Realism: Akin to Naturalism is Realism.  Reality is, to a Realist, a world with no purpose, no meaning, no order. Realism insists that personality has no ultimate status in the universe, but is logically inconsistent when it affirms an ethically imperative social agenda congruent with universal human rights and dignity.   Realism, then throws around terms like “dignity” and “human rights” and “power.”  What Realists mean, however, is that these concepts are real when they fulfill a social agenda that enhances human dominance over the universal.  Thus, Realism believes in  a world where bad things happen all the time to good people.  Why not?  There is no God, no ontological controlling force for good.  The world is a place where the only reality is that which we can experience, but it must be experience that we can measure or replicate.  Certainly pain and misery fit that category.   If an experience is a unique occurrence (Example: a miracle) it is not real.  Examples: Ernest Hemingway, F. Scott Fitzgerald.  

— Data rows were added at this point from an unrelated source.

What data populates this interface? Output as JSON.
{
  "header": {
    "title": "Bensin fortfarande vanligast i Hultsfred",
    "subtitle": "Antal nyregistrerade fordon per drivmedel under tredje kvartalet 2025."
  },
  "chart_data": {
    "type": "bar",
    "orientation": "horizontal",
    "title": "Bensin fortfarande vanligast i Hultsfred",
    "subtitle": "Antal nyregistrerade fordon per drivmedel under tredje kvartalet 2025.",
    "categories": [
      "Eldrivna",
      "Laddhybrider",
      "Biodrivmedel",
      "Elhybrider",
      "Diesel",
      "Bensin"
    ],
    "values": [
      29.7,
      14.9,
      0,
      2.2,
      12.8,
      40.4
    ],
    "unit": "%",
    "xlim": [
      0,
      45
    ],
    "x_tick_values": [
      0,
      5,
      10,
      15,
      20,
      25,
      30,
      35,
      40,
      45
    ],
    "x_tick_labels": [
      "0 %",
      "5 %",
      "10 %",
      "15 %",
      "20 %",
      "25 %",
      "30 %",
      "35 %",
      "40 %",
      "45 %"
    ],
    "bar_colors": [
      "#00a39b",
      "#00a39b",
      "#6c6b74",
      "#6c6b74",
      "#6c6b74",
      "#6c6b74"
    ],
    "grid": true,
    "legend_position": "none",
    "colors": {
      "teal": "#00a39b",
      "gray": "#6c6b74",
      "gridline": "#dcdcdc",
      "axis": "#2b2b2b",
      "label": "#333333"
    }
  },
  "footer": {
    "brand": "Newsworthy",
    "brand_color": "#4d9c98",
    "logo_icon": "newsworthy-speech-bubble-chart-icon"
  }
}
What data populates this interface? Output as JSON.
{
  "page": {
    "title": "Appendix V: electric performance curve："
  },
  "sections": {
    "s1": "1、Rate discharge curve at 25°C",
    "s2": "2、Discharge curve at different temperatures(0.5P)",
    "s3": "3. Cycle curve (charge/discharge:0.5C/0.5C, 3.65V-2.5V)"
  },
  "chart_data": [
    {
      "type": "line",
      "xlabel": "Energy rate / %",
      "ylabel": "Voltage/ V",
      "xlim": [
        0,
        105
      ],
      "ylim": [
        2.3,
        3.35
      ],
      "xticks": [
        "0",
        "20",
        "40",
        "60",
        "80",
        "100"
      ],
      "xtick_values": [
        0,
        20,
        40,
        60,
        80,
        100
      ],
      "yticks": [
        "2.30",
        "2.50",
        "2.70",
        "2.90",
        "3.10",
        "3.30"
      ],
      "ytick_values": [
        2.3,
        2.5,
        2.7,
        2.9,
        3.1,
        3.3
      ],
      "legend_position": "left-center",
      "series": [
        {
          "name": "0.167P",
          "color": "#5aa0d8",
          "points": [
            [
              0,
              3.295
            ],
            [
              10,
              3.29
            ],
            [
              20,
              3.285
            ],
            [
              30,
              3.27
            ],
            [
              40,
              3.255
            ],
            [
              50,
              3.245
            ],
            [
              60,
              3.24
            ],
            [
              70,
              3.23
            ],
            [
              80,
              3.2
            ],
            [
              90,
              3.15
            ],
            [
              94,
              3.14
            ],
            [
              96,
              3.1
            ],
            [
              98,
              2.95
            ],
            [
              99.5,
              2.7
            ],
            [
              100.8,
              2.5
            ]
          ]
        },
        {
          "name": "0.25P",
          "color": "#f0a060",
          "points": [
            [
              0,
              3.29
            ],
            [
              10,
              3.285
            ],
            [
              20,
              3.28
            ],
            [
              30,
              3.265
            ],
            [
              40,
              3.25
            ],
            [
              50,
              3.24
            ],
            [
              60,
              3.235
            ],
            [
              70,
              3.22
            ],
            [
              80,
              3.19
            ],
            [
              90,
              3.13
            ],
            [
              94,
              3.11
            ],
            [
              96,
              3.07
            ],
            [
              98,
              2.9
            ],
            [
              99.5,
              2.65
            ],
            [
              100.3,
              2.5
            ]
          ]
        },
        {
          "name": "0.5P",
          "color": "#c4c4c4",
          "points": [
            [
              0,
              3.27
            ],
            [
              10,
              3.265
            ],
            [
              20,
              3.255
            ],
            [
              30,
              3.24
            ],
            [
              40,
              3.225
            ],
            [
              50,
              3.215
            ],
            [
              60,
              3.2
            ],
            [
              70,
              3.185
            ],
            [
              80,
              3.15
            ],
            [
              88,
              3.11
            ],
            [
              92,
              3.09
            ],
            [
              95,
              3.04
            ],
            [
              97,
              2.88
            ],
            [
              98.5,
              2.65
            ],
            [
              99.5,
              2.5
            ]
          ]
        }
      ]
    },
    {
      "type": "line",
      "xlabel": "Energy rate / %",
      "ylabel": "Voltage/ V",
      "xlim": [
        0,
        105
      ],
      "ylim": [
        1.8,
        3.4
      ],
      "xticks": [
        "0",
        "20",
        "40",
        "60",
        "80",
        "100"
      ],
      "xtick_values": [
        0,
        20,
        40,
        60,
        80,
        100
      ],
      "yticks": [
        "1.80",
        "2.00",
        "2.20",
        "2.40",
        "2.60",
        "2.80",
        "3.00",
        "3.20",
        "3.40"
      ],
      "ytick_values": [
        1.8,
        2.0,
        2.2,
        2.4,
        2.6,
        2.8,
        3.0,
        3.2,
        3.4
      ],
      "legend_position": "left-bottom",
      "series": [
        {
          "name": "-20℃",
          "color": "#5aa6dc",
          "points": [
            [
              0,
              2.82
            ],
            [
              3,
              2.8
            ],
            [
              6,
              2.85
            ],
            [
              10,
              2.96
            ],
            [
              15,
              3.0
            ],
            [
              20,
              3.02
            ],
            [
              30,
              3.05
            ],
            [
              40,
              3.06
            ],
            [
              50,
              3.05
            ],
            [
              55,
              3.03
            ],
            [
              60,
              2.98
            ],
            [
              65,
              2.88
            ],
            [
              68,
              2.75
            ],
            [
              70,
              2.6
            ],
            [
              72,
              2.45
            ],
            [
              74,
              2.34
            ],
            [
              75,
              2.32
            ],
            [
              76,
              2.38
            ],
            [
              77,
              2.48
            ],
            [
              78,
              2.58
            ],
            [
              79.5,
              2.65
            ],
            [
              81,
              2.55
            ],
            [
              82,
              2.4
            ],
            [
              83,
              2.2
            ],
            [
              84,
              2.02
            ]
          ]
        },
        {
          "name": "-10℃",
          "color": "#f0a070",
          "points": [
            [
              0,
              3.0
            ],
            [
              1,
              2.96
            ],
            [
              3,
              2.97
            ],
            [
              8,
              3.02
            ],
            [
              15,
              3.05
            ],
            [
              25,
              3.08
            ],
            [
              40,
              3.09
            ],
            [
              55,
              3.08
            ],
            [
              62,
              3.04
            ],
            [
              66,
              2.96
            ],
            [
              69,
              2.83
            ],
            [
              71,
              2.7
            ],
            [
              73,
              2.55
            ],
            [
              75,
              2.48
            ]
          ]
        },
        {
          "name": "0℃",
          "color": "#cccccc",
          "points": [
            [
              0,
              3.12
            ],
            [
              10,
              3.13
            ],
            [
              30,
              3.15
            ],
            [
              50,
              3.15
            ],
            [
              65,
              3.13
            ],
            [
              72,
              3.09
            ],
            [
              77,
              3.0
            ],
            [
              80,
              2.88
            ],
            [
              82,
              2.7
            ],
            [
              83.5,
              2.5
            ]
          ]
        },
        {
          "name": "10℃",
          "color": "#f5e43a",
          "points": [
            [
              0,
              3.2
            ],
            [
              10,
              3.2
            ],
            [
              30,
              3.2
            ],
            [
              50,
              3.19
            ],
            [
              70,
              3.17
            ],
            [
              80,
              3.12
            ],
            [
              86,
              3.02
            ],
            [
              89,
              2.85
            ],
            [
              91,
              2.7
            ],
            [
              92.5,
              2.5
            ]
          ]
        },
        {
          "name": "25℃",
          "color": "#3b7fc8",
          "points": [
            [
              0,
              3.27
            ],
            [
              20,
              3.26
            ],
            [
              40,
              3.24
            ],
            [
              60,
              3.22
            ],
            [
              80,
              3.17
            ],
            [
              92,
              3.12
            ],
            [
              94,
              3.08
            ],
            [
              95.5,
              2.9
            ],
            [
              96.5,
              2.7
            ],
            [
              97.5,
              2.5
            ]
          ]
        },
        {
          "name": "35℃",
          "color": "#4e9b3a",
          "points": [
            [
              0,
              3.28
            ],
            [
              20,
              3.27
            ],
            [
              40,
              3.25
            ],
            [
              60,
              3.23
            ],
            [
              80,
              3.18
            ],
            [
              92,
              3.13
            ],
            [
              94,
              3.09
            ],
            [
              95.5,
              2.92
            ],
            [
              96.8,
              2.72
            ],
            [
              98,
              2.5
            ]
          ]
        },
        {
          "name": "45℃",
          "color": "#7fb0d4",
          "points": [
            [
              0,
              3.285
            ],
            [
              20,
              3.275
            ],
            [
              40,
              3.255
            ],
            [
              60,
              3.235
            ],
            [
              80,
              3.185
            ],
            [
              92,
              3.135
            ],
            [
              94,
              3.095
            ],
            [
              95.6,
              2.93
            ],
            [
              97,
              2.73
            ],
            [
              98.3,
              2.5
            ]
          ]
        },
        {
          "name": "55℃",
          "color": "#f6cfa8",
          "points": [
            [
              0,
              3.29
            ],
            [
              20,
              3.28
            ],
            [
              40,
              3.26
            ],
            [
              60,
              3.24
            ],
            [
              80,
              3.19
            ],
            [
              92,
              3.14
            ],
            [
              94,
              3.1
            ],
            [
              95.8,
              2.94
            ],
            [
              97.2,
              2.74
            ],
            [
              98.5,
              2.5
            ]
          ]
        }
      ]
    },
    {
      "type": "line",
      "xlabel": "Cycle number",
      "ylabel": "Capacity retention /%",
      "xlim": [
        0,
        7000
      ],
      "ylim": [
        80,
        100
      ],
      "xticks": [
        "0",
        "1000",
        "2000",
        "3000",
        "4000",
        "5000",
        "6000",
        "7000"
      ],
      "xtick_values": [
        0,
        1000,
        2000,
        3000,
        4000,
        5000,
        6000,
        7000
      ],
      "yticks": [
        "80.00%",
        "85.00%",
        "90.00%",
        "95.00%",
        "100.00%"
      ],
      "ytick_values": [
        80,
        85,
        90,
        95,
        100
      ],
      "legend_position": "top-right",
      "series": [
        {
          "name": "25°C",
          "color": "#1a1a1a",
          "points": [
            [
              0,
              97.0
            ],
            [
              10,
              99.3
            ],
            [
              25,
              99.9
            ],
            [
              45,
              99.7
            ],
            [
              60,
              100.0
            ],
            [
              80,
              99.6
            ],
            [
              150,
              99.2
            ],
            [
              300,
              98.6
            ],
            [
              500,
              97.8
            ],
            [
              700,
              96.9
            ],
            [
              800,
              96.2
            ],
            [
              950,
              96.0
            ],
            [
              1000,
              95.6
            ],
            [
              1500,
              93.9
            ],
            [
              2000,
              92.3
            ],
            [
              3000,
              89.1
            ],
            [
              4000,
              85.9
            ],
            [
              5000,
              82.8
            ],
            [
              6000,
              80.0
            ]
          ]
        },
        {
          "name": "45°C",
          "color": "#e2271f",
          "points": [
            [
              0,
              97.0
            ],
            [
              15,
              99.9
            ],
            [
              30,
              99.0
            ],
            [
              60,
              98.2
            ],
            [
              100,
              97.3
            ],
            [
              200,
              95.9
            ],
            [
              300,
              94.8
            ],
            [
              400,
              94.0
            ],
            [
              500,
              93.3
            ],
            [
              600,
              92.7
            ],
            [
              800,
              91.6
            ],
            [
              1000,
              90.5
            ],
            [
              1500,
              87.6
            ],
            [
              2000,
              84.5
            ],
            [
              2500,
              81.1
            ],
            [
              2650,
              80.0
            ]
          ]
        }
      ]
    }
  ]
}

Absurdism: A modern movement where there is neither a god, nor any reason to have one.  Everything is disorganized, anarchy rules.   There is a compete abandonment of explaining the cosmos and therefore an abandonment of being in relationship with the deity.  It is not that Absurdists are unsure about who creates everything, or in control of everything.  Absurdists simply do not care one way or the other.   Examples: John Barth, Kurt Vonnegut, Jr.  

Existentialism: The submergence of God in overwhelming data and in experience is the first step toward putting God out to die.  Truth is open to debate.  Everything is relative.  A very pessimistic view. Examples, Albert Camus, Franz Kafka, and Jean Paul Sartre.